Rund 100'000 Kinder in der Schweiz leiden unter Eltern mit Alkoholsucht. Dazu kommt eine unbekannte Anzahl Kinder von Eltern mit einem anderen Suchtproblem. in Bern stellte Sucht Schweiz heute zwei neue Angebote vor, welche eine wichtige Lücke in der Unterstützung suchtbelasteter Familien schliessen.
(SSF/PD/im.) Sucht und Elternschaft kommt einem doppelten Tabu gleich, stellt das Kompetenzzentrum „Sucht Schweiz“ fest. Sich als Vater oder Mutter einzugestehen, mit dem Suchmittelkonsum nicht nur sich selber, sondern auch dem Kind zu schaden, ist besonders schwierig. Viele Eltern versuchen, die Sucht vor ihren Kindern zu verheimlichen. Doch die Sucht prägt den Familienalltag. Die Kinder leiden unter der unberechenbaren Atmosphäre zu Hause, häufig unter Streit oder Gewalt.
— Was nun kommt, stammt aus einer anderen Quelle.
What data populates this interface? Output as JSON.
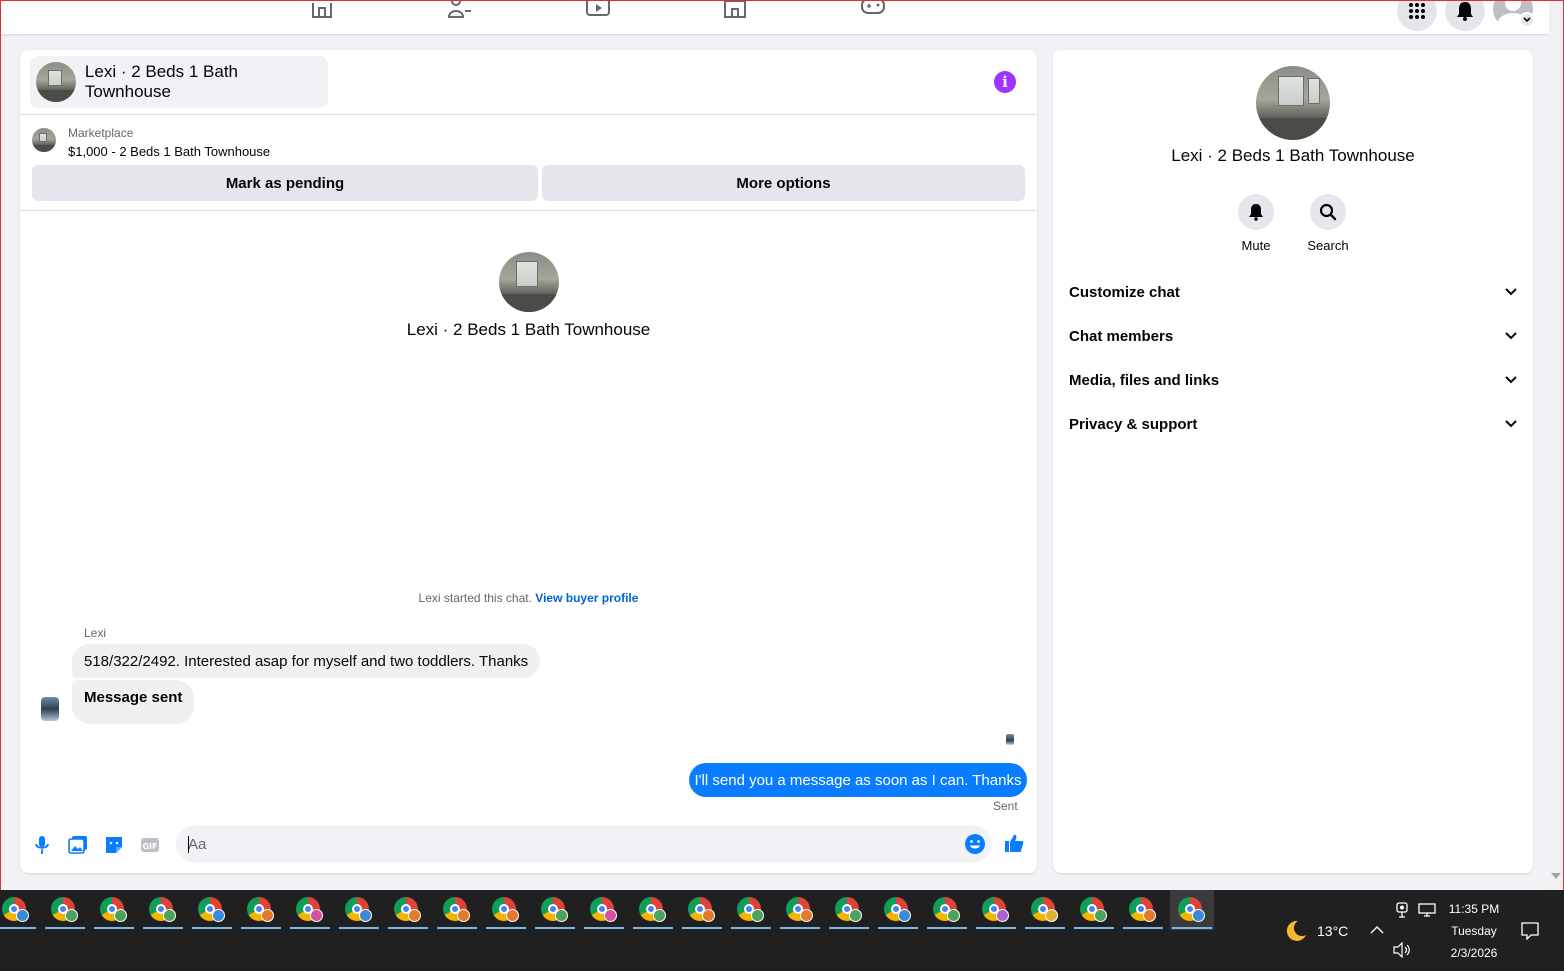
{
  "topbar": {
    "nav_icons": [
      "home-icon",
      "friends-icon",
      "video-icon",
      "marketplace-icon",
      "gaming-icon"
    ],
    "right_buttons": [
      "menu-grid-icon",
      "notifications-icon",
      "account-avatar"
    ]
  },
  "chat": {
    "title": "Lexi · 2 Beds 1 Bath Townhouse",
    "info_icon": "i",
    "marketplace_label": "Marketplace",
    "listing": "$1,000 - 2 Beds 1 Bath Townhouse",
    "mark_pending": "Mark as pending",
    "more_options": "More options",
    "center_title": "Lexi · 2 Beds 1 Bath Townhouse",
    "started_text": "Lexi started this chat. ",
    "view_profile": "View buyer profile",
    "sender": "Lexi",
    "messages_in": [
      "518/322/2492. Interested asap for myself and two toddlers. Thanks",
      "Message sent"
    ],
    "message_out": "I'll send you a message as soon as I can. Thanks",
    "sent_status": "Sent",
    "composer_placeholder": "Aa",
    "composer_icons": [
      "microphone-icon",
      "photo-icon",
      "sticker-icon",
      "gif-icon",
      "emoji-icon",
      "like-icon"
    ],
    "gif_label": "GIF"
  },
  "side": {
    "title": "Lexi · 2 Beds 1 Bath Townhouse",
    "mute": "Mute",
    "search": "Search",
    "sections": [
      "Customize chat",
      "Chat members",
      "Media, files and links",
      "Privacy & support"
    ]
  },
  "taskbar": {
    "temperature": "13°C",
    "time": "11:35 PM",
    "day": "Tuesday",
    "date": "2/3/2026",
    "badge_colors": [
      "#3b8ad9",
      "#4aa35c",
      "#4aa35c",
      "#4aa35c",
      "#3b8ad9",
      "#e37a2b",
      "#d64fa0",
      "#3b8ad9",
      "#e37a2b",
      "#e37a2b",
      "#e37a2b",
      "#4aa35c",
      "#d64fa0",
      "#4aa35c",
      "#e37a2b",
      "#4aa35c",
      "#e37a2b",
      "#4aa35c",
      "#3b8ad9",
      "#4aa35c",
      "#b05fd0",
      "#e0b030",
      "#4aa35c",
      "#e37a2b",
      "#3b8ad9"
    ]
  },
  "colors": {
    "accent_blue": "#0a7cff",
    "info_purple": "#a033ff",
    "link_blue": "#0064d1"
  }
}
Sie wollen helfen und sind doch ohnmächtig. Oft fühlen sie sich gar schuldig, dass es dem Vater oder der Mutter nicht gut geht. Rund ein Drittel dieser Kinder leidet später selbst an einer Suchterkrankung und ein weiteres Drittel entwickelt andere psychische Probleme. „Sie sind somit die grösste bekannte Risikogruppe“, erklärt Irene Abderhalden, Direktorin von Sucht Schweiz.
Eine neue Webseite für Eltern und andere Angehörige
Mit zwei neuen Programm sollen jetzt nicht nur die betroffenen Eltern, sondern auch Kinder altersgemäss erreicht werden. Zum einen zeigt www.elternundsucht.ch beiden Elternteilen sowie weiteren Bezugspersonen betroffener Kinder wie Grosseltern oder Paten, was sie für das Kind tun können. Gleichzeitig werden Eltern ermutigt, kantonale Hilfsangebote zu nutzen.
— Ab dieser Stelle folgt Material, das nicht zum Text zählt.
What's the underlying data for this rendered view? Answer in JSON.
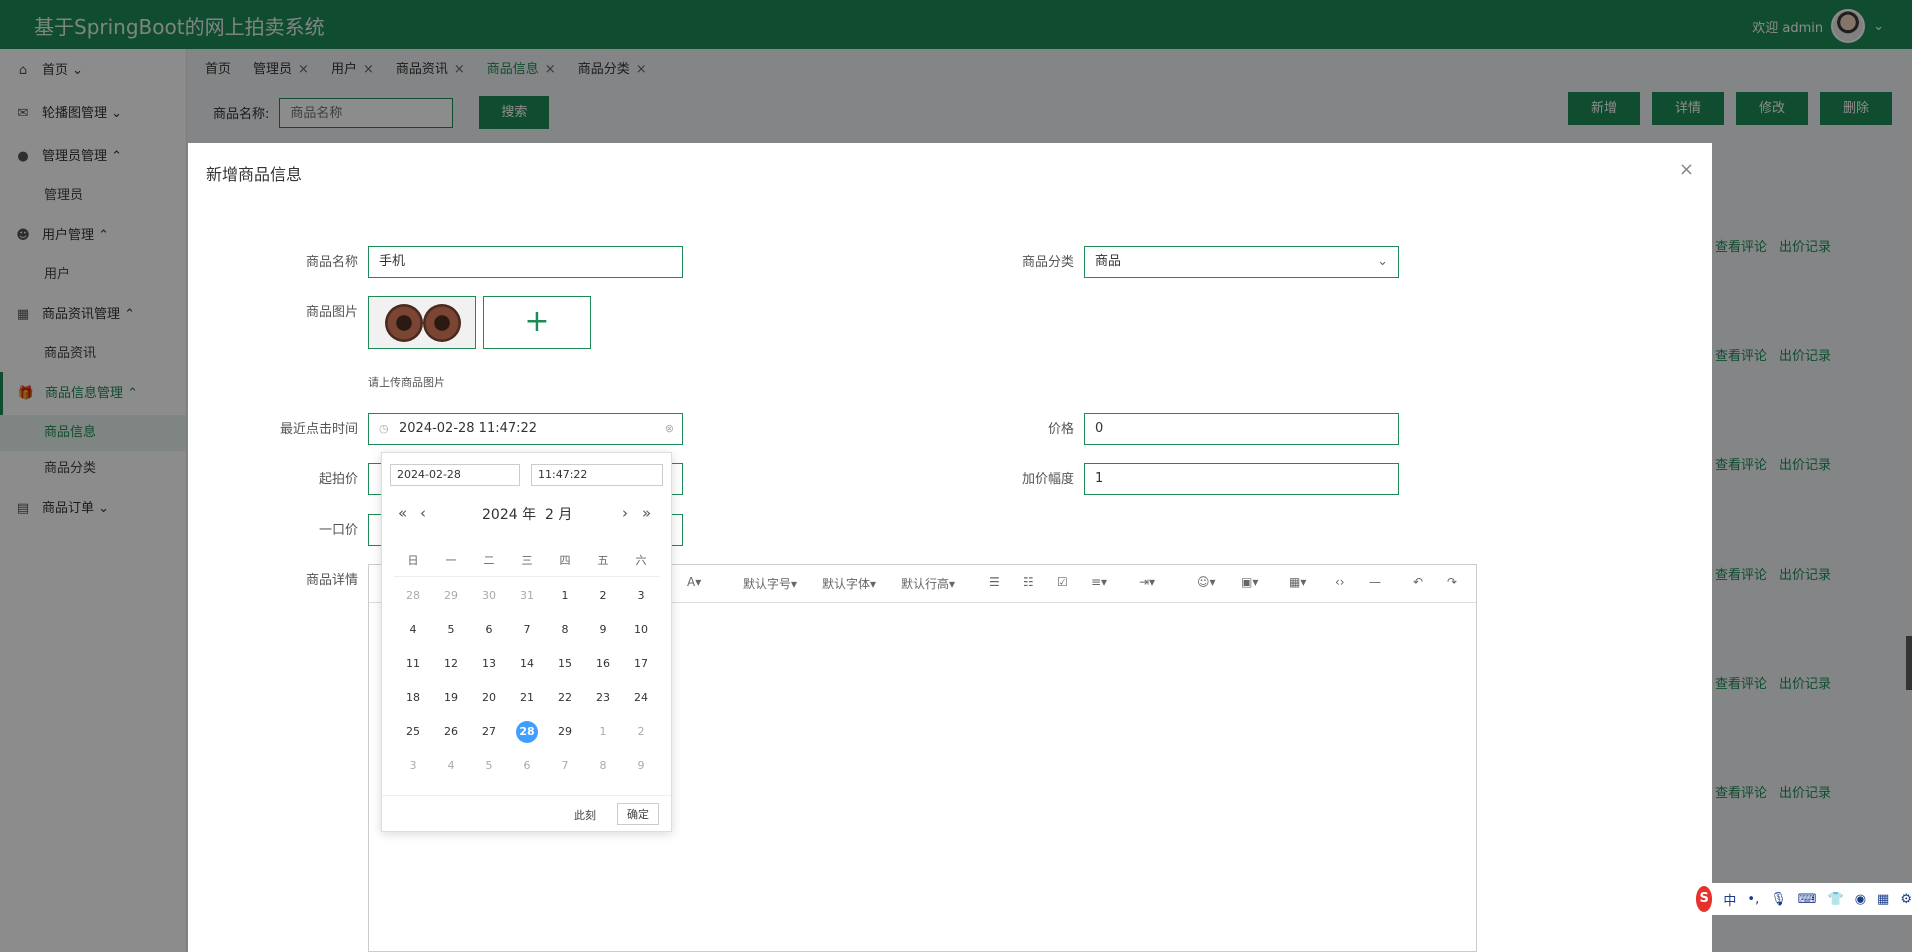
{
  "app": {
    "title": "基于SpringBoot的网上拍卖系统",
    "welcome": "欢迎 admin"
  },
  "sidebar": {
    "items": [
      {
        "label": "首页",
        "icon": "home-icon",
        "expanded": false
      },
      {
        "label": "轮播图管理",
        "icon": "carousel-icon",
        "expanded": false
      },
      {
        "label": "管理员管理",
        "icon": "admin-icon",
        "expanded": true,
        "children": [
          "管理员"
        ]
      },
      {
        "label": "用户管理",
        "icon": "user-icon",
        "expanded": true,
        "children": [
          "用户"
        ]
      },
      {
        "label": "商品资讯管理",
        "icon": "news-icon",
        "expanded": true,
        "children": [
          "商品资讯"
        ]
      },
      {
        "label": "商品信息管理",
        "icon": "gift-icon",
        "expanded": true,
        "active": true,
        "children": [
          "商品信息",
          "商品分类"
        ]
      },
      {
        "label": "商品订单",
        "icon": "order-icon",
        "expanded": false
      }
    ]
  },
  "tabs": [
    {
      "label": "首页",
      "closable": false
    },
    {
      "label": "管理员",
      "closable": true
    },
    {
      "label": "用户",
      "closable": true
    },
    {
      "label": "商品资讯",
      "closable": true
    },
    {
      "label": "商品信息",
      "closable": true,
      "active": true
    },
    {
      "label": "商品分类",
      "closable": true
    }
  ],
  "search": {
    "label": "商品名称:",
    "placeholder": "商品名称",
    "button": "搜索"
  },
  "actions": {
    "add": "新增",
    "detail": "详情",
    "edit": "修改",
    "delete": "删除"
  },
  "row_links": {
    "comments": "查看评论",
    "bids": "出价记录"
  },
  "dialog": {
    "title": "新增商品信息",
    "close": "×",
    "fields": {
      "name": {
        "label": "商品名称",
        "value": "手机"
      },
      "category": {
        "label": "商品分类",
        "value": "商品"
      },
      "image": {
        "label": "商品图片",
        "hint": "请上传商品图片",
        "upload": "+"
      },
      "last_click": {
        "label": "最近点击时间",
        "value": "2024-02-28 11:47:22"
      },
      "price": {
        "label": "价格",
        "value": "0"
      },
      "start_price": {
        "label": "起拍价"
      },
      "increment": {
        "label": "加价幅度",
        "value": "1"
      },
      "buyout": {
        "label": "一口价"
      },
      "detail": {
        "label": "商品详情"
      }
    },
    "editor_toolbar": [
      "默认字号",
      "默认字体",
      "默认行高"
    ]
  },
  "datepicker": {
    "date_input": "2024-02-28",
    "time_input": "11:47:22",
    "year_label": "2024 年",
    "month_label": "2 月",
    "weekdays": [
      "日",
      "一",
      "二",
      "三",
      "四",
      "五",
      "六"
    ],
    "days": [
      [
        "28",
        "29",
        "30",
        "31",
        "1",
        "2",
        "3"
      ],
      [
        "4",
        "5",
        "6",
        "7",
        "8",
        "9",
        "10"
      ],
      [
        "11",
        "12",
        "13",
        "14",
        "15",
        "16",
        "17"
      ],
      [
        "18",
        "19",
        "20",
        "21",
        "22",
        "23",
        "24"
      ],
      [
        "25",
        "26",
        "27",
        "28",
        "29",
        "1",
        "2"
      ],
      [
        "3",
        "4",
        "5",
        "6",
        "7",
        "8",
        "9"
      ]
    ],
    "selected_day": "28",
    "now": "此刻",
    "ok": "确定"
  },
  "ime": {
    "logo": "S",
    "lang": "中",
    "punct": "•,"
  }
}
Selbst wenn es der Mutter oder dem Vater nicht gelingt, das Suchtproblem in den Griff zu bekommen, kann viel für die Kinder getan werden, ist die Präventionsstelle überzeugt. Zu den bedeutendsten Schutzfaktoren zählt, dass das Kind die Suchtkrankheit versteht, über das eigene Erleben sprechen kann und sich nicht schuldig und allein gelassen fühlt. Hier knüpft das neue Projekt von Sucht Schweiz an.
Ein Bilderbuch und ein Plüschtier
Ein Bilderbuch mit dem kleinen Hund Boby und seinem alkoholkranken Herrchen richtet sich an Suchtfachleute und Lehrpersonen, damit sie mit Kindern über die Alkoholkrankheit des Vaters oder der Mutter sprechen können. Das Buch wurde neu um vier Hörgeschichten mit Themen aus dem Alltag der Kinder erweitert. Die Geschichten zeigen ihnen, dass sie mit ihren Sorgen nicht alleine sind. Ausserdem hat Sucht Schweiz eine Webseite eingerichtet, die sich direkt an Kinder richtet, deren Mama oder Papa Alkoholiker ist.
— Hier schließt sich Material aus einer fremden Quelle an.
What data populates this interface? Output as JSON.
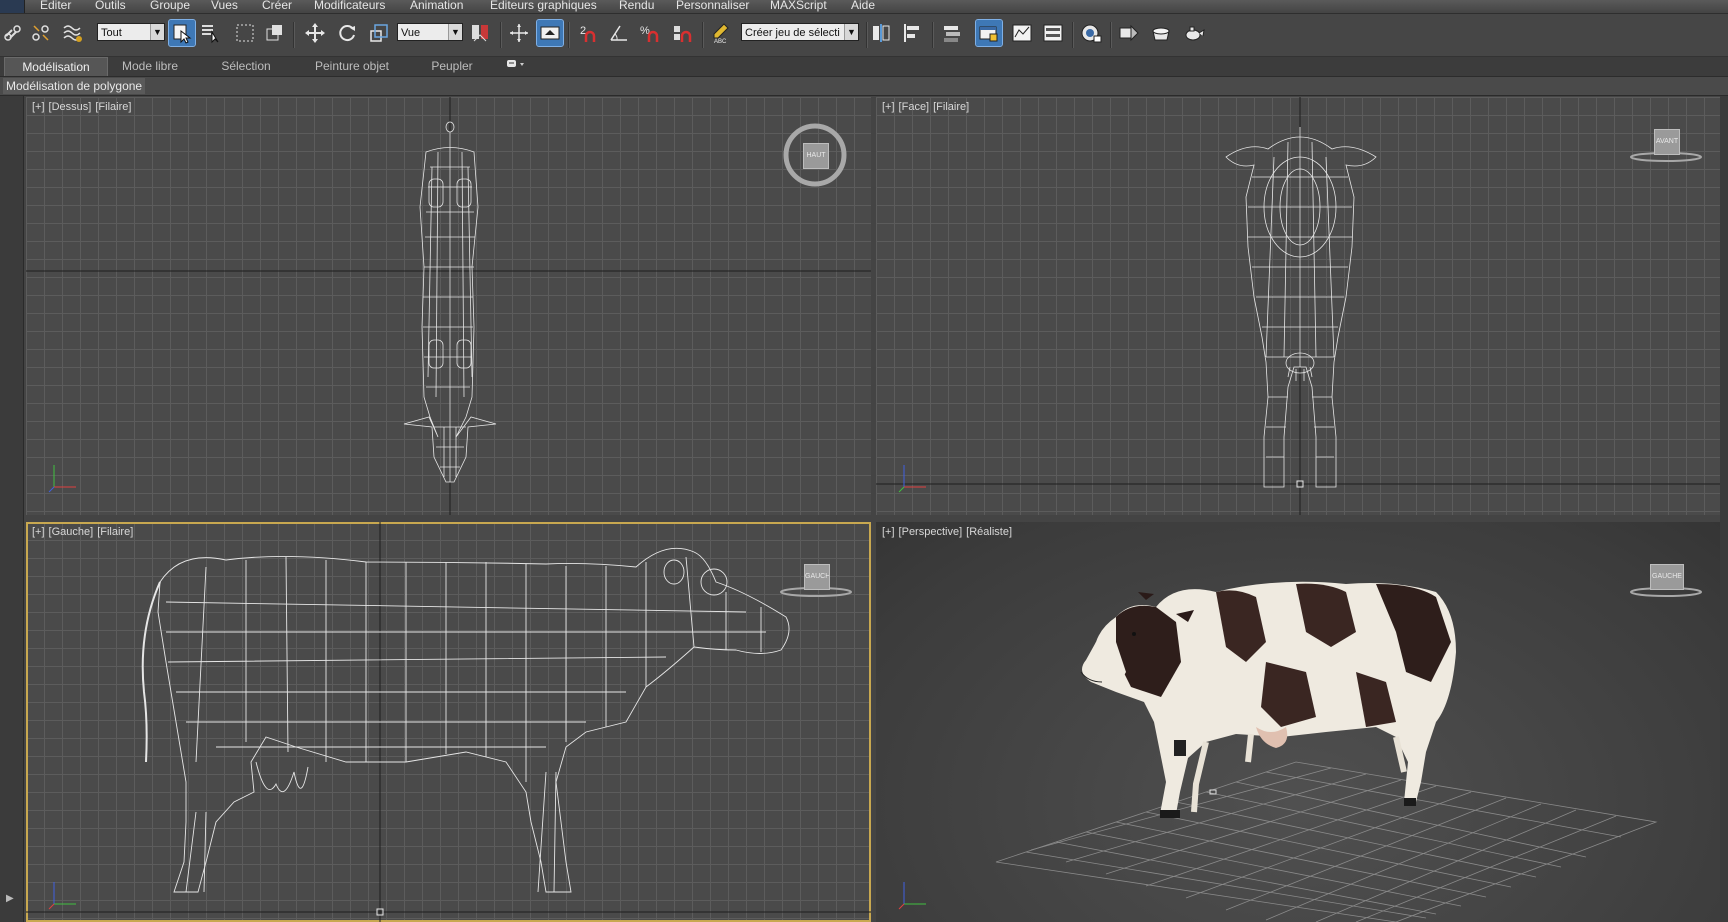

Um auf die schwierige Lage der Kinder aus suchtbelasteten Familien aufmerksam zu machen, regt Sucht Schweiz auch die öffentliche Diskussion zu diesem oft tabuisierten Thema an. Die aktuelle, mit einem Spendenaufruf verbundene Aktion am Postschalter sensibilisiert die Bevölkerung und erinnert daran, dass alle eine Verantwortung tragen, damit Suchtprobleme nicht von einer Generation an die nächste weitergegeben werden. So wird der Kundschaft in mittelgrossen Postzentren ab dem 26. Oktober 2015 ein Schlüsselanhänger in Form eines Plüschhundes angeboten. Das Plüschtier Boby informiert mit einem Flyer über das Leben mit einer alkoholabhängigen Person und schildert die Situation betroffener Kinder.